Ever since I saw Steve Hassenplug’s “Omni” (see also in NXTLOG), I wanted to make one of my own. Last week, I finally obtained enough wheels via Bricklink to make the three “omni-wheels” needed. Working on Omni, I soon realized that controlling the three motors is actually the toughest problem with this type of robotic motion. If you want Omni to move in any one direction, you should (in general) operate all three motors in varying speeds. The videos showing Omni in action suggest that Steve controlled each motor independently using a second NXT sending BT commands to the Omni NXT brick. I wanted to use my PSP-Nx PS2 Controller Block and maneuver Omni with a wireless PS2 controller. In this post, I’ll describe how this is done and how Omni can be used to teach students something on elementary rigid body kinematics.
Omni is controlled by three motors. Each motor rotates one “omni-wheel”, comprised of six pairs of freely rotating wheels, as seen in the image above. The “omni-wheel” allows free translation in the direction perpendicular to the motor motion, or in other words, the velocity of the motor perpendicular to the wheel is undetermined. The NXT controls the velocity (or equivalently the “power” in NXT-G terminology) of each of the three motors. Let’s denote the velocities of the three motors by V1, V2 and V3, pointing clockwise as you look on Omni from above (see yellow arrows in image). Notice that only V1 is in the direction of one of the axes (X axis), the other two have components both on the X axis (from Omni center to the right in the picture above) and on the Y axis (from Omni center to the top of the image). The respective perpendicular velocities at each wheel will be denoted with primed symbols – V1′, V2′ and V3′ – , and we will use the convention that these are positive if the wheel tries to move “toward the center” of Omni. We wish to move the Omni in some velocity V at some particular direction, given by an angle θ (This is the greek letter “theta”, not the number eight. Physicists like to denote angles by greek alphabet) from the “forward” direction (see image). For the sake of clarity, I’ll ignore the difference between linear velocity (of Omni as a whole) and angular velocity (set to each motor), since the two are linearly proportional (where the proportionality constant is just the radius of the omni-wheel).
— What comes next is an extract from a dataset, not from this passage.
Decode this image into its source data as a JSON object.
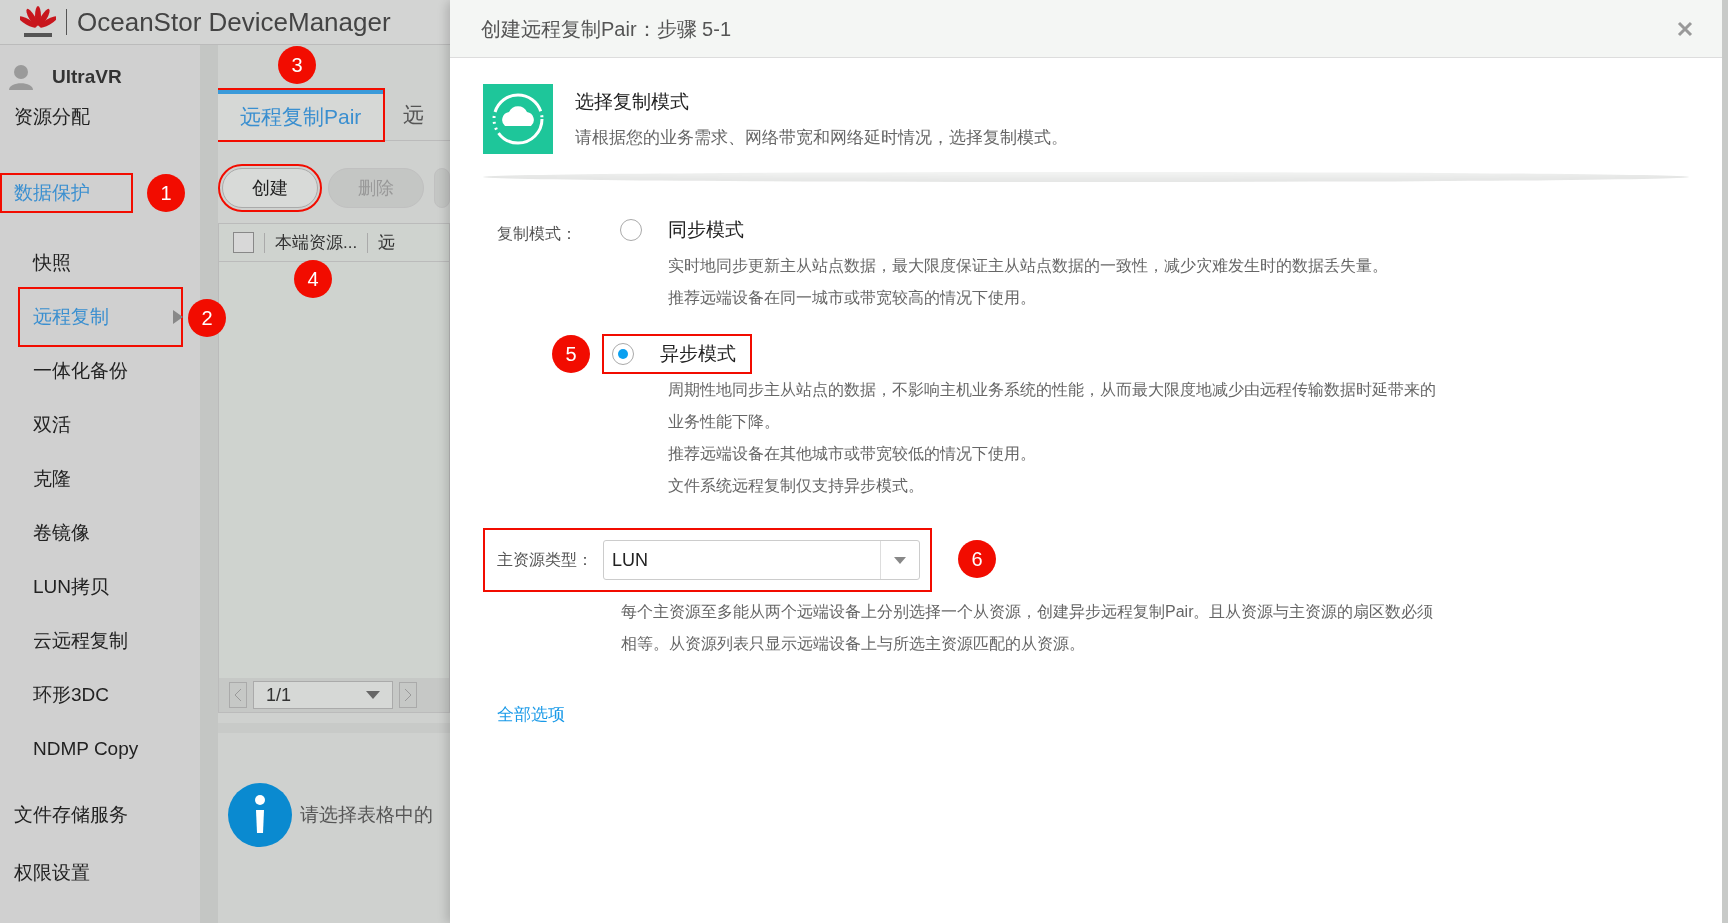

In a rigid body translation without rotation means that every point on the body has the same velocity as the center of mass of the whole body. Thus, for each motor we have two equations relating the velocity (e.g. V1) and the perpendicular velocity (e.g. V1′) with the projections of Omni velocity in the X and Y directions – V sin(θ) and V cos(θ), respectively. Hereafter I’ll denote these two velocity components simply as Vx and Vy.
For the first motor (the one in the forward direction) we have:
Vx=V1
and
Vy=–V1′
For the second wheel:
Vx=–V2 cos(60°) – V2′ cos(30°)
Vy=–V2 sin(60°) + V2′ sin(30°)
And finally for the third wheel:
Vx=–V3 sin(30°) + V3′ cos(30°)
Vy=V3 cos(30°) + V3′ sin(30°)
These set of 6 unknowns (V1, V2, V3 and the three primed velocities) and 6 equations has exactly one solution:
V1=Vx
V2=–Vx / 2 – Sqrt(3)/2 Vy
V3=–Vx / 2 + Sqrt(3)/2 Vy
Where Sqrt(3) is just the squared root of 3.
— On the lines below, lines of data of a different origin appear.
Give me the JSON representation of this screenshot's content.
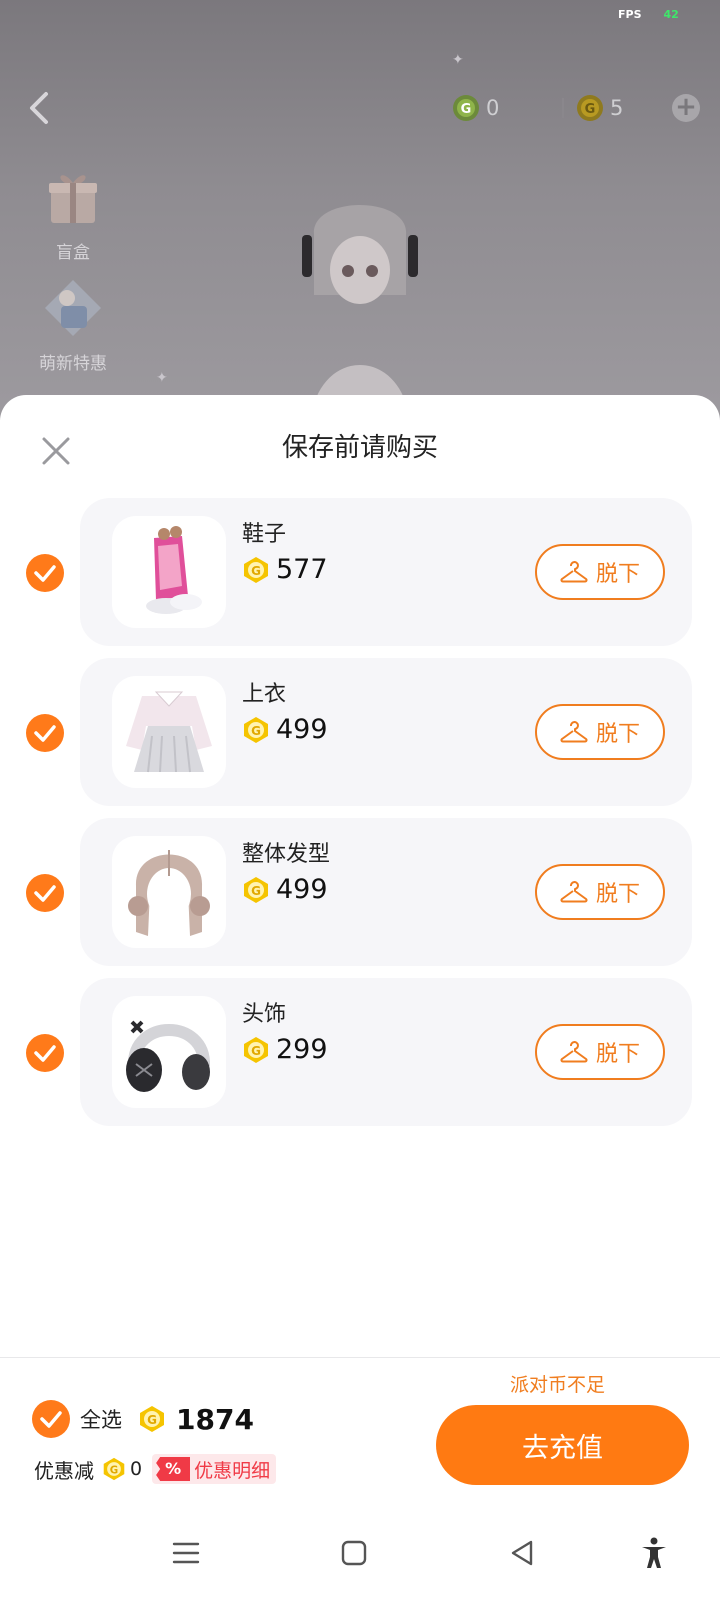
{
  "status": {
    "fps_label": "FPS",
    "fps_value": "42"
  },
  "header": {
    "currency_g_value": "0",
    "currency_coin_value": "5"
  },
  "side_menu": {
    "blind_box_label": "盲盒",
    "newbie_offer_label": "萌新特惠"
  },
  "sheet": {
    "title": "保存前请购买",
    "items": [
      {
        "name": "鞋子",
        "price": "577",
        "action_label": "脱下",
        "icon": "shoes-icon"
      },
      {
        "name": "上衣",
        "price": "499",
        "action_label": "脱下",
        "icon": "top-icon"
      },
      {
        "name": "整体发型",
        "price": "499",
        "action_label": "脱下",
        "icon": "hairstyle-icon"
      },
      {
        "name": "头饰",
        "price": "299",
        "action_label": "脱下",
        "icon": "headphones-icon"
      }
    ]
  },
  "footer": {
    "select_all_label": "全选",
    "total": "1874",
    "discount_label": "优惠减",
    "discount_value": "0",
    "discount_badge": "%",
    "discount_detail_label": "优惠明细",
    "insufficient_text": "派对币不足",
    "recharge_label": "去充值"
  },
  "colors": {
    "accent": "#ff7a12",
    "coin": "#f5c400",
    "discount_red": "#f03a46"
  }
}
Can we verify that this velocities indeed correspond to translational motion without rotation? Well, one can easily convince himself that V1+V2+V3=0, and since all motors are connected to equal size beams then this is indeed the requirement for no rotation. Adding a fixed angular velocity (Omega) is trivial, since that it is exactly as adding some additive factor to all three motor velocities, i.e. V1=V2=V3=Omega.
The program which implements this calculation is found here. I used the mindsensors.com PSP-Nx PS2 Controller Interface sensor and my respective NXT-G block (available here) to get three readings from the PS2 controller – the right joystick X and Y values (rescaled between -33 and +33) are used as Vx and Vy, and the rescaled left joystick X value gives the additive angular velocity. As you can see from the video here, this works great, allowing Omni to move without rotation in all directions with the other joystick rotating it on its axis.
What’s next? The above description solves the motion in an “internal coordinates system”, which is coupled to the Omni. A more elaborate program can move the robot in an “external coordinates system”, so one can move the Omni in some direction AND rotate it around its axis simultaneously. This can be done, for example, if the robot “remembers” its orientation compared to the “world” coordinates system, or uses a compass sensor and some online trigonometry to adjust its motors.